Company CEO Bassam Tabbara said IT teams can now use Modelplane to declaratively manage AI inference engines using the same Crossplane control plane many of them already use to manage fleets of Kubernetes clusters. That capability enables those IT teams to define a topology for an AI inference engine that will then be automatically deployed on a Kubernetes cluster, much like any other application workload, said Tabbara.
As a result, IT teams will be able to deploy inference engines based on available capacity across a fleet of clusters, autoscale replicas based on load, cache and distribute model weights, and route inference requests through a unified gateway.
The overall goal is to make it simpler for IT teams to incorporate AI inference engines into the same workflows they currently use to manage cloud-native application environments, said Tabbara.
Designed to be deployed in the cloud or any on-premises IT environments, Modelplane is available under an Apache 2 license with no usage caps, token meters, or other artificial limitations. The underlying control plane is based on an open source Crossplane project that is being advanced under the auspices of the Cloud Native Computing Foundation (CNCF). There are now more than 3,000 contributors from over 450 organizations contributing to the Crossplane project, with more than 1,000 organizations running it in a production environment, including Nike, Autodesk and NASA Science Cloud.
It’s not clear how many IT organizations have adopted a cross plane to manage distributed computing environments. Cloud service providers have been making use of them to manage IT environments at scale for years, but adoption of control planes this far by internal IT teams has been uneven. However, the rise of AI inference workload might soon far exceed any other type of workload running on Kubernetes clusters.
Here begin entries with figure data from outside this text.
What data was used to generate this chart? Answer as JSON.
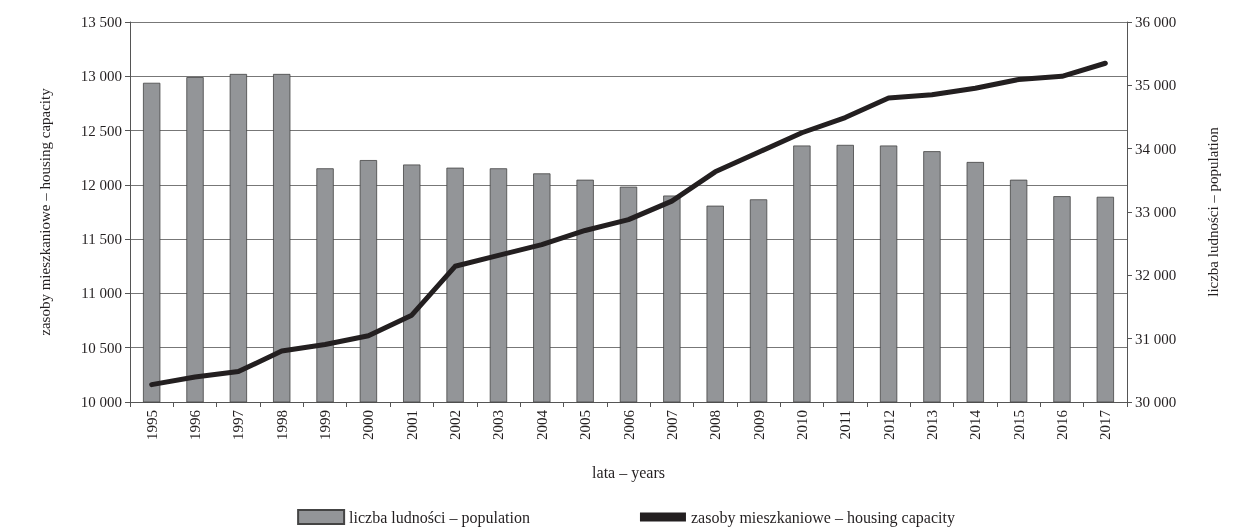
{
  "chart_data": {
    "type": "bar",
    "xlabel": "lata – years",
    "ylabel": "zasoby mieszkaniowe – housing capacity",
    "y2label": "liczba ludności – population",
    "categories": [
      "1995",
      "1996",
      "1997",
      "1998",
      "1999",
      "2000",
      "2001",
      "2002",
      "2003",
      "2004",
      "2005",
      "2006",
      "2007",
      "2008",
      "2009",
      "2010",
      "2011",
      "2012",
      "2013",
      "2014",
      "2015",
      "2016",
      "2017"
    ],
    "series": [
      {
        "name": "liczba ludności – population",
        "axis": "y2",
        "color": "#939598",
        "values": [
          35040,
          35130,
          35180,
          35180,
          33690,
          33820,
          33750,
          33700,
          33690,
          33610,
          33510,
          33400,
          33260,
          33100,
          33200,
          34050,
          34060,
          34050,
          33960,
          33790,
          33510,
          33250,
          33240
        ]
      },
      {
        "name": "zasoby mieszkaniowe – housing capacity",
        "type": "line",
        "color": "#231f20",
        "values": [
          10160,
          10230,
          10280,
          10470,
          10530,
          10610,
          10800,
          11250,
          11350,
          11450,
          11580,
          11680,
          11850,
          12120,
          12300,
          12480,
          12620,
          12800,
          12830,
          12890,
          12970,
          13000,
          13120
        ]
      }
    ],
    "ylim": [
      10000,
      13500
    ],
    "yticks": [
      {
        "value": 10000,
        "label": "10 000"
      },
      {
        "value": 10500,
        "label": "10 500"
      },
      {
        "value": 11000,
        "label": "11 000"
      },
      {
        "value": 11500,
        "label": "11 500"
      },
      {
        "value": 12000,
        "label": "12 000"
      },
      {
        "value": 12500,
        "label": "12 500"
      },
      {
        "value": 13000,
        "label": "13 000"
      },
      {
        "value": 13500,
        "label": "13 500"
      }
    ],
    "y2lim": [
      30000,
      36000
    ],
    "y2ticks": [
      {
        "value": 30000,
        "label": "30 000"
      },
      {
        "value": 31000,
        "label": "31 000"
      },
      {
        "value": 32000,
        "label": "32 000"
      },
      {
        "value": 33000,
        "label": "33 000"
      },
      {
        "value": 34000,
        "label": "34 000"
      },
      {
        "value": 35000,
        "label": "35 000"
      },
      {
        "value": 36000,
        "label": "36 000"
      }
    ],
    "grid": "y",
    "legend": "bottom",
    "marker": "none",
    "line_style": "solid"
  }
}
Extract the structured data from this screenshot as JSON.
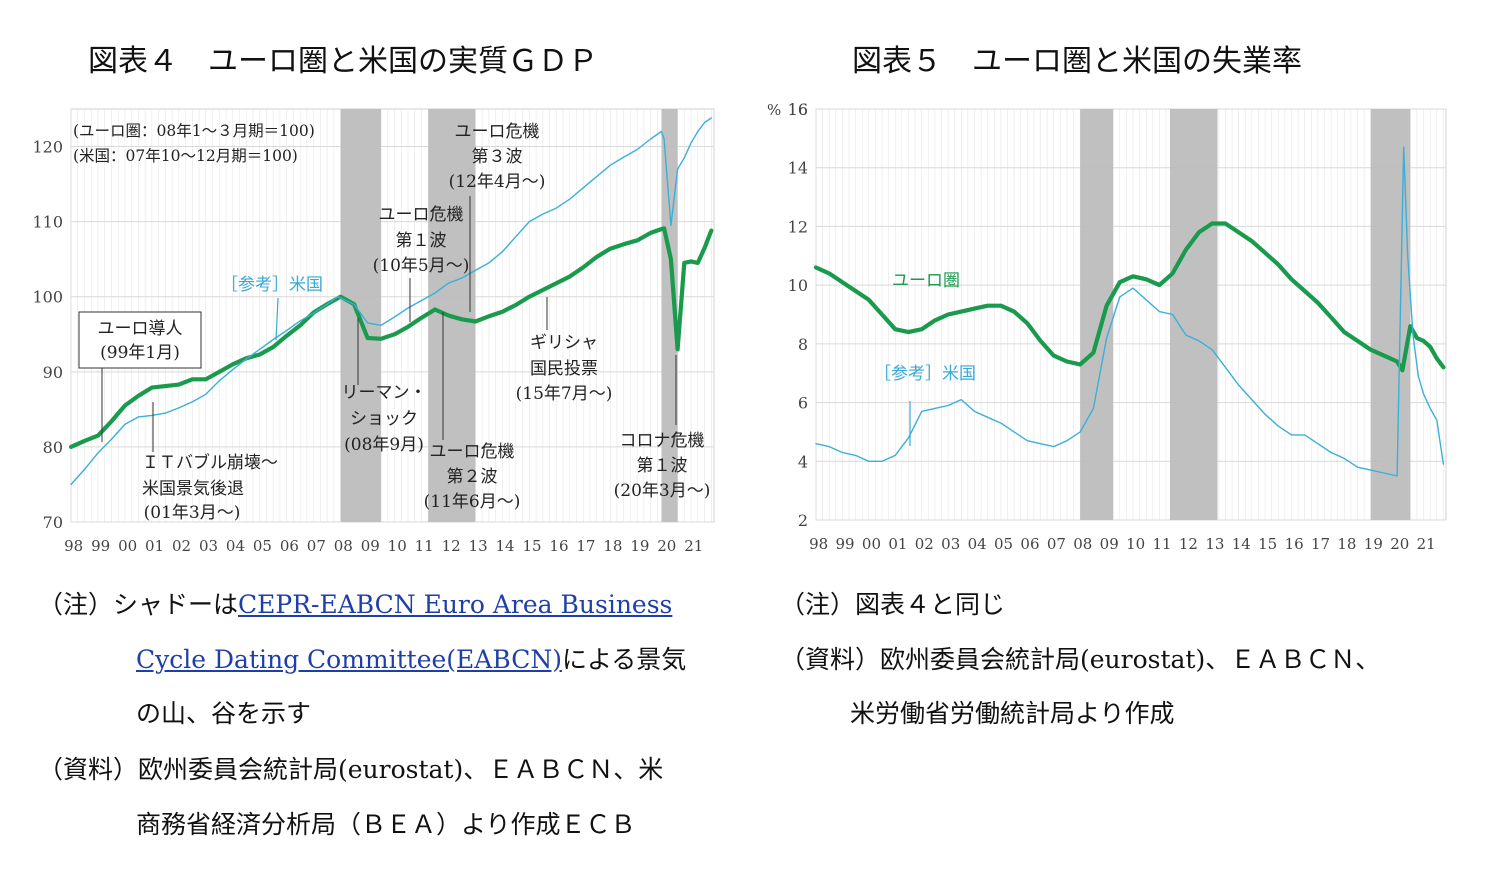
{
  "titles": {
    "fig4": "図表４　ユーロ圏と米国の実質ＧＤＰ",
    "fig5": "図表５　ユーロ圏と米国の失業率"
  },
  "colors": {
    "euro": "#1a9a4c",
    "us": "#3ab0d8",
    "shade": "#bdbdbd",
    "grid": "#d9d9d9"
  },
  "chart_data": [
    {
      "type": "line",
      "title": "図表４　ユーロ圏と米国の実質ＧＤＰ",
      "ylim": [
        70,
        125
      ],
      "xlim": [
        1998.0,
        2021.85
      ],
      "yticks": [
        70,
        80,
        90,
        100,
        110,
        120
      ],
      "xtick_labels": [
        "98",
        "99",
        "00",
        "01",
        "02",
        "03",
        "04",
        "05",
        "06",
        "07",
        "08",
        "09",
        "10",
        "11",
        "12",
        "13",
        "14",
        "15",
        "16",
        "17",
        "18",
        "19",
        "20",
        "21"
      ],
      "base_note": [
        "(ユーロ圏：08年1～３月期＝100)",
        "(米国：07年10～12月期＝100)"
      ],
      "shading": [
        [
          2008.0,
          2009.5
        ],
        [
          2011.25,
          2013.0
        ],
        [
          2019.9,
          2020.5
        ]
      ],
      "series": [
        {
          "name": "ユーロ圏",
          "x": [
            1998.0,
            1998.5,
            1999.0,
            1999.5,
            2000.0,
            2000.5,
            2001.0,
            2001.5,
            2002.0,
            2002.5,
            2003.0,
            2003.5,
            2004.0,
            2004.5,
            2005.0,
            2005.5,
            2006.0,
            2006.5,
            2007.0,
            2007.5,
            2008.0,
            2008.5,
            2009.0,
            2009.5,
            2010.0,
            2010.5,
            2011.0,
            2011.5,
            2012.0,
            2012.5,
            2013.0,
            2013.5,
            2014.0,
            2014.5,
            2015.0,
            2015.5,
            2016.0,
            2016.5,
            2017.0,
            2017.5,
            2018.0,
            2018.5,
            2019.0,
            2019.5,
            2019.9,
            2020.0,
            2020.25,
            2020.5,
            2020.75,
            2021.0,
            2021.25,
            2021.5,
            2021.75
          ],
          "values": [
            80.0,
            80.8,
            81.5,
            83.4,
            85.5,
            86.8,
            87.9,
            88.1,
            88.3,
            89.0,
            89.0,
            90.0,
            91.0,
            91.8,
            92.3,
            93.3,
            94.8,
            96.2,
            97.9,
            99.0,
            100.0,
            99.0,
            94.5,
            94.4,
            95.0,
            96.0,
            97.2,
            98.3,
            97.5,
            97.0,
            96.7,
            97.4,
            98.0,
            98.9,
            100.0,
            100.9,
            101.8,
            102.7,
            103.9,
            105.3,
            106.4,
            107.0,
            107.5,
            108.5,
            109.0,
            109.1,
            105.0,
            93.0,
            104.5,
            104.7,
            104.5,
            106.5,
            108.8
          ]
        },
        {
          "name": "米国",
          "x": [
            1998.0,
            1998.5,
            1999.0,
            1999.5,
            2000.0,
            2000.5,
            2001.0,
            2001.5,
            2002.0,
            2002.5,
            2003.0,
            2003.5,
            2004.0,
            2004.5,
            2005.0,
            2005.5,
            2006.0,
            2006.5,
            2007.0,
            2007.5,
            2007.9,
            2008.5,
            2009.0,
            2009.5,
            2010.0,
            2010.5,
            2011.0,
            2011.5,
            2012.0,
            2012.5,
            2013.0,
            2013.5,
            2014.0,
            2014.5,
            2015.0,
            2015.5,
            2016.0,
            2016.5,
            2017.0,
            2017.5,
            2018.0,
            2018.5,
            2019.0,
            2019.5,
            2019.9,
            2020.0,
            2020.25,
            2020.5,
            2020.75,
            2021.0,
            2021.25,
            2021.5,
            2021.75
          ],
          "values": [
            75.0,
            77.0,
            79.2,
            81.0,
            83.0,
            84.0,
            84.2,
            84.5,
            85.2,
            86.0,
            87.0,
            88.8,
            90.3,
            91.7,
            93.0,
            94.3,
            95.5,
            96.8,
            97.8,
            99.0,
            100.0,
            99.0,
            96.5,
            96.2,
            97.3,
            98.5,
            99.5,
            100.5,
            101.8,
            102.5,
            103.5,
            104.5,
            106.0,
            108.0,
            110.0,
            111.0,
            111.8,
            113.0,
            114.5,
            116.0,
            117.5,
            118.6,
            119.6,
            121.0,
            122.0,
            121.0,
            109.5,
            117.0,
            118.5,
            120.5,
            122.0,
            123.2,
            123.8
          ]
        }
      ],
      "labels": {
        "us_ref": "［参考］米国",
        "euro_intro": [
          "ユーロ導人",
          "(99年1月)"
        ],
        "it_bubble": [
          "ＩＴバブル崩壊～",
          "米国景気後退",
          "(01年3月～)"
        ],
        "lehman": [
          "リーマン・",
          "ショック",
          "(08年9月)"
        ],
        "euro_crisis1": [
          "ユーロ危機",
          "第１波",
          "(10年5月～)"
        ],
        "euro_crisis2": [
          "ユーロ危機",
          "第２波",
          "(11年6月～)"
        ],
        "euro_crisis3": [
          "ユーロ危機",
          "第３波",
          "(12年4月～)"
        ],
        "greece": [
          "ギリシャ",
          "国民投票",
          "(15年7月～)"
        ],
        "corona": [
          "コロナ危機",
          "第１波",
          "(20年3月～)"
        ]
      }
    },
    {
      "type": "line",
      "title": "図表５　ユーロ圏と米国の失業率",
      "ylabel": "%",
      "ylim": [
        2,
        16
      ],
      "xlim": [
        1998.0,
        2021.85
      ],
      "yticks": [
        2,
        4,
        6,
        8,
        10,
        12,
        14,
        16
      ],
      "xtick_labels": [
        "98",
        "99",
        "00",
        "01",
        "02",
        "03",
        "04",
        "05",
        "06",
        "07",
        "08",
        "09",
        "10",
        "11",
        "12",
        "13",
        "14",
        "15",
        "16",
        "17",
        "18",
        "19",
        "20",
        "21"
      ],
      "shading": [
        [
          2008.0,
          2009.25
        ],
        [
          2011.4,
          2013.2
        ],
        [
          2019.0,
          2020.5
        ]
      ],
      "series": [
        {
          "name": "ユーロ圏",
          "x": [
            1998.0,
            1998.5,
            1999.0,
            1999.5,
            2000.0,
            2000.5,
            2001.0,
            2001.5,
            2002.0,
            2002.5,
            2003.0,
            2003.5,
            2004.0,
            2004.5,
            2005.0,
            2005.5,
            2006.0,
            2006.5,
            2007.0,
            2007.5,
            2008.0,
            2008.5,
            2009.0,
            2009.5,
            2010.0,
            2010.5,
            2011.0,
            2011.5,
            2012.0,
            2012.5,
            2013.0,
            2013.5,
            2014.0,
            2014.5,
            2015.0,
            2015.5,
            2016.0,
            2016.5,
            2017.0,
            2017.5,
            2018.0,
            2018.5,
            2019.0,
            2019.5,
            2020.0,
            2020.2,
            2020.5,
            2020.75,
            2021.0,
            2021.25,
            2021.5,
            2021.75
          ],
          "values": [
            10.6,
            10.4,
            10.1,
            9.8,
            9.5,
            9.0,
            8.5,
            8.4,
            8.5,
            8.8,
            9.0,
            9.1,
            9.2,
            9.3,
            9.3,
            9.1,
            8.7,
            8.1,
            7.6,
            7.4,
            7.3,
            7.7,
            9.3,
            10.1,
            10.3,
            10.2,
            10.0,
            10.4,
            11.2,
            11.8,
            12.1,
            12.1,
            11.8,
            11.5,
            11.1,
            10.7,
            10.2,
            9.8,
            9.4,
            8.9,
            8.4,
            8.1,
            7.8,
            7.6,
            7.4,
            7.1,
            8.6,
            8.2,
            8.1,
            7.9,
            7.5,
            7.2
          ]
        },
        {
          "name": "米国",
          "x": [
            1998.0,
            1998.5,
            1999.0,
            1999.5,
            2000.0,
            2000.5,
            2001.0,
            2001.5,
            2002.0,
            2002.5,
            2003.0,
            2003.5,
            2004.0,
            2004.5,
            2005.0,
            2005.5,
            2006.0,
            2006.5,
            2007.0,
            2007.5,
            2008.0,
            2008.5,
            2009.0,
            2009.5,
            2010.0,
            2010.5,
            2011.0,
            2011.5,
            2012.0,
            2012.5,
            2013.0,
            2013.5,
            2014.0,
            2014.5,
            2015.0,
            2015.5,
            2016.0,
            2016.5,
            2017.0,
            2017.5,
            2018.0,
            2018.5,
            2019.0,
            2019.5,
            2020.0,
            2020.25,
            2020.4,
            2020.6,
            2020.8,
            2021.0,
            2021.25,
            2021.5,
            2021.75
          ],
          "values": [
            4.6,
            4.5,
            4.3,
            4.2,
            4.0,
            4.0,
            4.2,
            4.8,
            5.7,
            5.8,
            5.9,
            6.1,
            5.7,
            5.5,
            5.3,
            5.0,
            4.7,
            4.6,
            4.5,
            4.7,
            5.0,
            5.8,
            8.2,
            9.6,
            9.9,
            9.5,
            9.1,
            9.0,
            8.3,
            8.1,
            7.8,
            7.2,
            6.6,
            6.1,
            5.6,
            5.2,
            4.9,
            4.9,
            4.6,
            4.3,
            4.1,
            3.8,
            3.7,
            3.6,
            3.5,
            14.7,
            11.0,
            8.3,
            6.9,
            6.3,
            5.8,
            5.4,
            3.9
          ]
        }
      ],
      "labels": {
        "euro": "ユーロ圏",
        "us_ref": "［参考］米国"
      }
    }
  ],
  "notes": {
    "left": {
      "note_prefix": "（注）シャドーは",
      "link1": "CEPR-EABCN Euro Area Business",
      "link2": "Cycle Dating Committee(EABCN)",
      "line2_rest": "による景気",
      "line3": "の山、谷を示す",
      "source1": "（資料）欧州委員会統計局(eurostat)、ＥＡＢＣＮ、米",
      "source2": "商務省経済分析局（ＢＥＡ）より作成ＥＣＢ"
    },
    "right": {
      "note": "（注）図表４と同じ",
      "source1": "（資料）欧州委員会統計局(eurostat)、ＥＡＢＣＮ、",
      "source2": "米労働省労働統計局より作成"
    }
  }
}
As such, the need to be able to distribute AI inference workloads across multiple Kubernetes clusters configured with expensive graphical processor units (GPUs) and other classes of AI accelerators that are generally not very well utilized is likely to soon force the issue.
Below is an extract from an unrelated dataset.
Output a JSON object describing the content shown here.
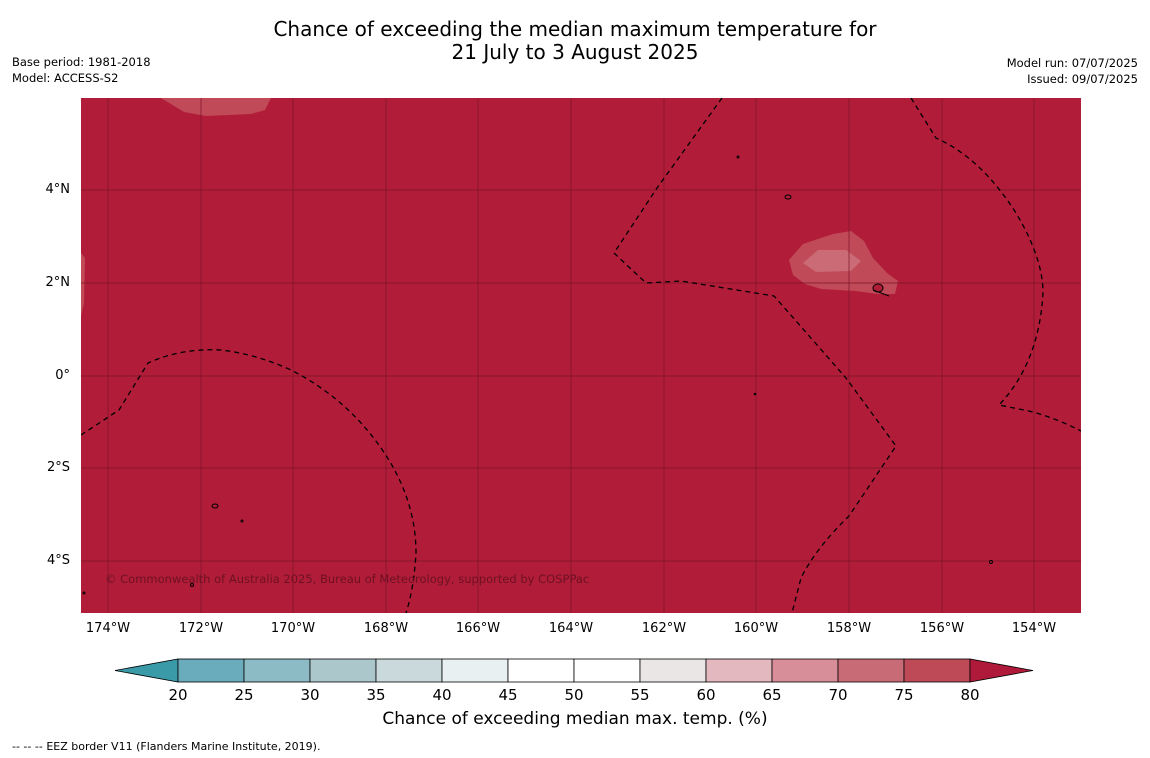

There is, of course, still much work to be done in terms of optimizing Kubernetes clusters to run AI inference workloads, but as IT teams assume more responsibility for managing them, there is a natural preference for deploying them on a modern platform that is already widely deployed within IT environments. In addition to being able to leverage infrastructure management expertise many IT teams already have, a Kubernetes cluster makes it simpler to scale AI inference workloads up and down as required, no matter where they are deployed.
Regardless of approach, IT teams will need to find a way to govern AI inference workloads. The challenge, as always, is finding a single pane of glass through which that goal can be achieved without having to hire additional specialists just to manage a specific class of workloads.